ISBN :
Возрастное ограничение : 16
Дата обновления : 16.11.2024
Мать испуганно посмотрела на отца и неуверенно кивнула. Тогда он еще шире оскалился и начал медленно, вытягивая по очереди каждый палец, снимать свои черные кожаные перчатки. Потом неторопливо расстегнул кобуру на поясе и со спокойным лицом достал пистолет. В толпе раздались возгласы. Теплой мягкой рукой меня прижала к себе какая-то полька, закрыв ладонью глаза.
– Нет… Нет… Вы не понимаете, – слышал я в темноте бормотание отца, – она больна.
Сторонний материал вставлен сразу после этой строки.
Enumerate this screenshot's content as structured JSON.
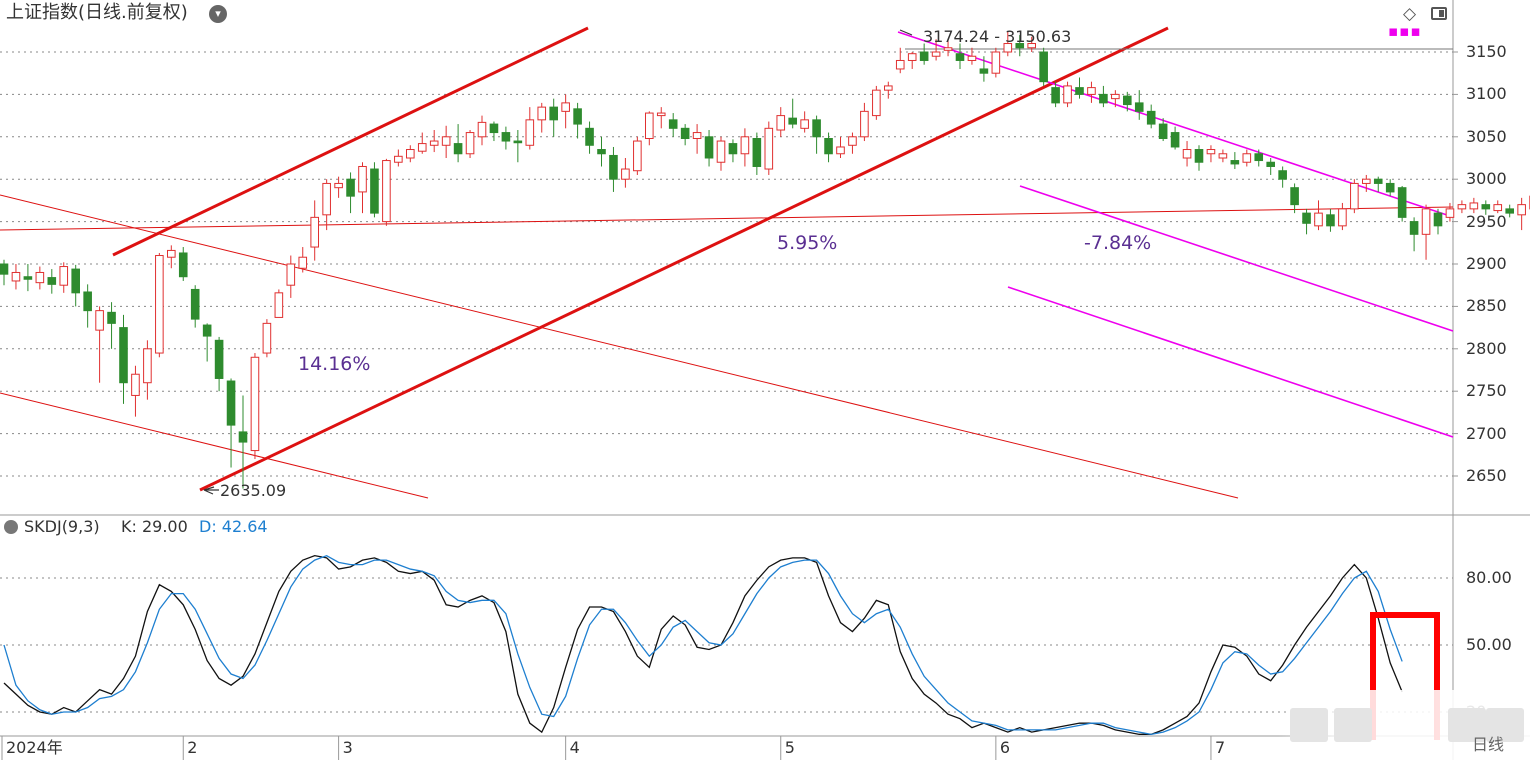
{
  "header": {
    "title": "上证指数(日线.前复权)",
    "icon": "chevron-down-icon"
  },
  "toolbar": {
    "icons": [
      "diamond-icon",
      "panel-toggle-icon",
      "more-dots-icon"
    ],
    "accent_color": "#ee00ee"
  },
  "indicator": {
    "name": "SKDJ(9,3)",
    "k_text": "K: 29.00",
    "d_text": "D: 42.64",
    "k_color": "#111111",
    "d_color": "#1e7fd0"
  },
  "annotations": {
    "pct1": "14.16%",
    "pct2": "5.95%",
    "pct3": "-7.84%",
    "low_label": "2635.09",
    "high_label": "3174.24 - 3150.63",
    "corner_label": "日线"
  },
  "colors": {
    "up": "#e03030",
    "down": "#2e8b2e",
    "trend": "#dd1111",
    "channel": "#ee00ee",
    "highlight_box": "#ff0000"
  },
  "chart_data": [
    {
      "type": "candlestick",
      "title": "上证指数(日线.前复权)",
      "ylim": [
        2620,
        3180
      ],
      "y_ticks": [
        2650,
        2700,
        2750,
        2800,
        2850,
        2900,
        2950,
        3000,
        3050,
        3100,
        3150
      ],
      "x_tick_labels": [
        "2024年",
        "2",
        "3",
        "4",
        "5",
        "6",
        "7"
      ],
      "grid": true,
      "low": 2635.09,
      "high": 3174.24,
      "candles": [
        [
          2900,
          2888,
          2905,
          2875
        ],
        [
          2880,
          2890,
          2900,
          2870
        ],
        [
          2885,
          2882,
          2900,
          2868
        ],
        [
          2878,
          2890,
          2897,
          2870
        ],
        [
          2884,
          2876,
          2894,
          2865
        ],
        [
          2875,
          2897,
          2902,
          2866
        ],
        [
          2894,
          2866,
          2899,
          2850
        ],
        [
          2867,
          2845,
          2876,
          2825
        ],
        [
          2822,
          2845,
          2850,
          2760
        ],
        [
          2843,
          2830,
          2855,
          2800
        ],
        [
          2825,
          2760,
          2840,
          2735
        ],
        [
          2745,
          2770,
          2780,
          2720
        ],
        [
          2760,
          2800,
          2810,
          2740
        ],
        [
          2795,
          2910,
          2913,
          2790
        ],
        [
          2908,
          2916,
          2922,
          2895
        ],
        [
          2913,
          2885,
          2920,
          2880
        ],
        [
          2870,
          2835,
          2875,
          2825
        ],
        [
          2828,
          2815,
          2830,
          2785
        ],
        [
          2810,
          2765,
          2814,
          2750
        ],
        [
          2762,
          2710,
          2765,
          2660
        ],
        [
          2702,
          2690,
          2745,
          2635.09
        ],
        [
          2680,
          2790,
          2795,
          2670
        ],
        [
          2795,
          2830,
          2835,
          2790
        ],
        [
          2837,
          2866,
          2870,
          2837
        ],
        [
          2875,
          2900,
          2910,
          2860
        ],
        [
          2895,
          2908,
          2920,
          2890
        ],
        [
          2920,
          2955,
          2975,
          2904
        ],
        [
          2958,
          2995,
          3000,
          2940
        ],
        [
          2990,
          2995,
          3003,
          2978
        ],
        [
          3000,
          2980,
          3008,
          2960
        ],
        [
          2985,
          3015,
          3020,
          2960
        ],
        [
          3012,
          2960,
          3020,
          2955
        ],
        [
          2950,
          3022,
          3024,
          2945
        ],
        [
          3020,
          3027,
          3035,
          3015
        ],
        [
          3025,
          3035,
          3040,
          3020
        ],
        [
          3033,
          3042,
          3055,
          3030
        ],
        [
          3040,
          3045,
          3058,
          3032
        ],
        [
          3040,
          3050,
          3063,
          3025
        ],
        [
          3042,
          3030,
          3065,
          3020
        ],
        [
          3030,
          3055,
          3058,
          3025
        ],
        [
          3050,
          3067,
          3075,
          3040
        ],
        [
          3065,
          3055,
          3068,
          3045
        ],
        [
          3055,
          3045,
          3062,
          3035
        ],
        [
          3045,
          3043,
          3058,
          3020
        ],
        [
          3040,
          3070,
          3085,
          3035
        ],
        [
          3070,
          3085,
          3090,
          3055
        ],
        [
          3085,
          3070,
          3095,
          3050
        ],
        [
          3080,
          3090,
          3100,
          3060
        ],
        [
          3083,
          3065,
          3090,
          3048
        ],
        [
          3060,
          3040,
          3068,
          3030
        ],
        [
          3035,
          3030,
          3050,
          3015
        ],
        [
          3028,
          3000,
          3038,
          2985
        ],
        [
          3000,
          3012,
          3025,
          2990
        ],
        [
          3010,
          3045,
          3050,
          3005
        ],
        [
          3048,
          3078,
          3080,
          3040
        ],
        [
          3075,
          3078,
          3085,
          3060
        ],
        [
          3070,
          3060,
          3078,
          3050
        ],
        [
          3060,
          3048,
          3065,
          3040
        ],
        [
          3048,
          3055,
          3065,
          3030
        ],
        [
          3050,
          3025,
          3058,
          3015
        ],
        [
          3020,
          3045,
          3050,
          3010
        ],
        [
          3042,
          3030,
          3047,
          3020
        ],
        [
          3030,
          3050,
          3060,
          3015
        ],
        [
          3048,
          3015,
          3055,
          3005
        ],
        [
          3012,
          3060,
          3068,
          3005
        ],
        [
          3058,
          3075,
          3085,
          3050
        ],
        [
          3072,
          3065,
          3095,
          3060
        ],
        [
          3060,
          3070,
          3080,
          3055
        ],
        [
          3070,
          3050,
          3075,
          3030
        ],
        [
          3048,
          3030,
          3055,
          3020
        ],
        [
          3030,
          3038,
          3050,
          3025
        ],
        [
          3040,
          3050,
          3055,
          3030
        ],
        [
          3050,
          3080,
          3090,
          3045
        ],
        [
          3075,
          3105,
          3110,
          3070
        ],
        [
          3105,
          3110,
          3115,
          3095
        ],
        [
          3130,
          3140,
          3155,
          3125
        ],
        [
          3140,
          3148,
          3150,
          3130
        ],
        [
          3150,
          3140,
          3160,
          3135
        ],
        [
          3145,
          3150,
          3165,
          3140
        ],
        [
          3152,
          3155,
          3165,
          3145
        ],
        [
          3148,
          3140,
          3160,
          3130
        ],
        [
          3140,
          3145,
          3155,
          3135
        ],
        [
          3130,
          3125,
          3145,
          3115
        ],
        [
          3125,
          3150,
          3155,
          3120
        ],
        [
          3150,
          3160,
          3174.24,
          3145
        ],
        [
          3160,
          3155,
          3170,
          3145
        ],
        [
          3155,
          3160,
          3168,
          3150
        ],
        [
          3150,
          3115,
          3155,
          3110
        ],
        [
          3108,
          3090,
          3115,
          3085
        ],
        [
          3090,
          3110,
          3115,
          3085
        ],
        [
          3108,
          3100,
          3120,
          3095
        ],
        [
          3100,
          3108,
          3115,
          3090
        ],
        [
          3100,
          3090,
          3110,
          3085
        ],
        [
          3095,
          3100,
          3105,
          3085
        ],
        [
          3098,
          3088,
          3103,
          3080
        ],
        [
          3090,
          3080,
          3105,
          3070
        ],
        [
          3080,
          3065,
          3088,
          3060
        ],
        [
          3065,
          3048,
          3072,
          3045
        ],
        [
          3055,
          3038,
          3062,
          3035
        ],
        [
          3025,
          3035,
          3045,
          3015
        ],
        [
          3035,
          3020,
          3040,
          3010
        ],
        [
          3030,
          3035,
          3040,
          3020
        ],
        [
          3025,
          3030,
          3035,
          3020
        ],
        [
          3022,
          3018,
          3032,
          3012
        ],
        [
          3020,
          3030,
          3035,
          3015
        ],
        [
          3030,
          3022,
          3035,
          3015
        ],
        [
          3020,
          3015,
          3025,
          3005
        ],
        [
          3010,
          3000,
          3015,
          2990
        ],
        [
          2990,
          2970,
          2995,
          2960
        ],
        [
          2960,
          2948,
          2965,
          2935
        ],
        [
          2945,
          2960,
          2975,
          2940
        ],
        [
          2958,
          2945,
          2965,
          2938
        ],
        [
          2945,
          2965,
          2972,
          2940
        ],
        [
          2965,
          2995,
          3000,
          2960
        ],
        [
          2995,
          3000,
          3005,
          2985
        ],
        [
          3000,
          2995,
          3003,
          2985
        ],
        [
          2995,
          2985,
          3000,
          2980
        ],
        [
          2990,
          2955,
          2992,
          2950
        ],
        [
          2950,
          2935,
          2955,
          2915
        ],
        [
          2935,
          2965,
          2970,
          2905
        ],
        [
          2960,
          2945,
          2965,
          2935
        ],
        [
          2955,
          2965,
          2972,
          2950
        ],
        [
          2965,
          2970,
          2975,
          2960
        ],
        [
          2965,
          2972,
          2978,
          2960
        ],
        [
          2970,
          2965,
          2975,
          2958
        ],
        [
          2963,
          2970,
          2975,
          2960
        ],
        [
          2965,
          2960,
          2970,
          2955
        ],
        [
          2958,
          2970,
          2978,
          2940
        ],
        [
          2965,
          2980,
          2985,
          2960
        ],
        [
          2978,
          2975,
          2982,
          2965
        ],
        [
          2960,
          2915,
          2962,
          2912
        ],
        [
          2905,
          2900,
          2918,
          2895
        ],
        [
          2890,
          2888,
          2895,
          2872
        ]
      ]
    },
    {
      "type": "line",
      "title": "SKDJ(9,3)",
      "ylim": [
        0,
        100
      ],
      "y_ticks": [
        20,
        50,
        80
      ],
      "y_tick_labels": [
        "20",
        "50.00",
        "80.00"
      ],
      "series": [
        {
          "name": "K",
          "values": [
            33,
            28,
            23,
            20,
            19,
            22,
            20,
            25,
            30,
            28,
            35,
            45,
            65,
            77,
            74,
            68,
            57,
            43,
            35,
            32,
            36,
            46,
            60,
            74,
            83,
            88,
            90,
            89,
            84,
            85,
            88,
            89,
            87,
            83,
            82,
            83,
            79,
            68,
            67,
            70,
            72,
            69,
            56,
            28,
            15,
            11,
            22,
            40,
            57,
            67,
            67,
            65,
            56,
            45,
            40,
            57,
            63,
            59,
            49,
            48,
            50,
            60,
            72,
            79,
            85,
            88,
            89,
            89,
            87,
            72,
            60,
            56,
            62,
            70,
            68,
            47,
            35,
            28,
            24,
            19,
            17,
            13,
            15,
            13,
            11,
            13,
            11,
            12,
            13,
            14,
            15,
            15,
            14,
            12,
            11,
            10,
            10,
            12,
            15,
            18,
            24,
            38,
            50,
            49,
            45,
            37,
            34,
            41,
            50,
            58,
            65,
            72,
            80,
            86,
            80,
            62,
            42,
            29
          ]
        },
        {
          "name": "D",
          "values": [
            50,
            32,
            25,
            21,
            19,
            20,
            20,
            22,
            26,
            27,
            30,
            38,
            51,
            66,
            73,
            73,
            66,
            55,
            44,
            37,
            35,
            41,
            52,
            64,
            76,
            84,
            88,
            90,
            87,
            86,
            86,
            88,
            88,
            86,
            84,
            83,
            81,
            74,
            70,
            69,
            70,
            70,
            64,
            46,
            31,
            19,
            18,
            27,
            44,
            59,
            66,
            66,
            60,
            52,
            45,
            50,
            58,
            61,
            56,
            51,
            50,
            55,
            64,
            73,
            80,
            85,
            87,
            88,
            88,
            82,
            72,
            64,
            60,
            64,
            66,
            58,
            46,
            36,
            30,
            24,
            20,
            16,
            15,
            14,
            12,
            12,
            12,
            12,
            12,
            13,
            14,
            15,
            15,
            13,
            12,
            11,
            10,
            11,
            13,
            16,
            20,
            30,
            42,
            47,
            46,
            41,
            37,
            38,
            44,
            51,
            58,
            65,
            73,
            80,
            83,
            74,
            57,
            42.64
          ]
        }
      ]
    }
  ]
}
Ей нужна помощь, пожалуйста, нет!
Громкий звук выстрела заставил меня вздрогнуть. Потом я услышал полный боли и ненависти нечеловеческий крик. Сквозь узкую щель между пальцев на моем лице мне удалось разглядеть, как отец бросился на офицера, но солдаты не позволили ему сделать и двух шагов, нанося беспощадные удары по всему его телу. Еще некоторое время, окровавленный, отец продолжал ползти и вопить под градом тяжелых прикладов. Они остановились, лишь когда он перестал двигаться.
Голос профессора задрожал. Глаза набухли слезами и покраснели.
– В тот момент мой отец был готов убить, и я уверен, так бы и произошло. Он бы сделал это без толики сомнения. Но ведь мой рассказ не о мимолетной вспышке гнева, а о ненависти, которая зреет годами. Тогда слушайте дальше.
II
Криками и пинками нас всех погнали наружу. Только на выходе мне удалось разглядеть маму. Она смотрела на меня спокойными умиротворенными глазами. Как будто провожала взглядом. Ее пышные волосы все так же волнами распускались на подушке. И лишь маленькая, еле заметная черная точка виднелась на лбу. И из нее тонкой струйкой вытекала кровь.
А на улице грело нехарактерное для конца сентября солнце. Мы выбегали, ослепленные его яркими лучами, и сразу попадали в разрушенный войной мир. Густой, похожий на снег пепел сгорающего города медленными хлопьями оседал на головах испуганных людей. Дома повсюду изрыгали из себя людей, равнодушно наблюдая дырявыми стенами и пустыми отверстиями выбитых взрывами окон за измученными, голодными и слепыми горожанами. Во дворе стояла целая колонна грузовиков с открытыми кузовами. И пиратов здесь было гораздо больше. Некоторые даже с собаками. Псы облаивали каждого, а особенно нерасторопных зло кусали за ноги, получая одобрительные улыбки от хозяев. Солдаты проворно разделяли людей на группы. Здоровых молодых мужчин и женщин загоняли в одну группу, которая потом грузилась в машины. Стариков и детей гнали дальше к оцеплению.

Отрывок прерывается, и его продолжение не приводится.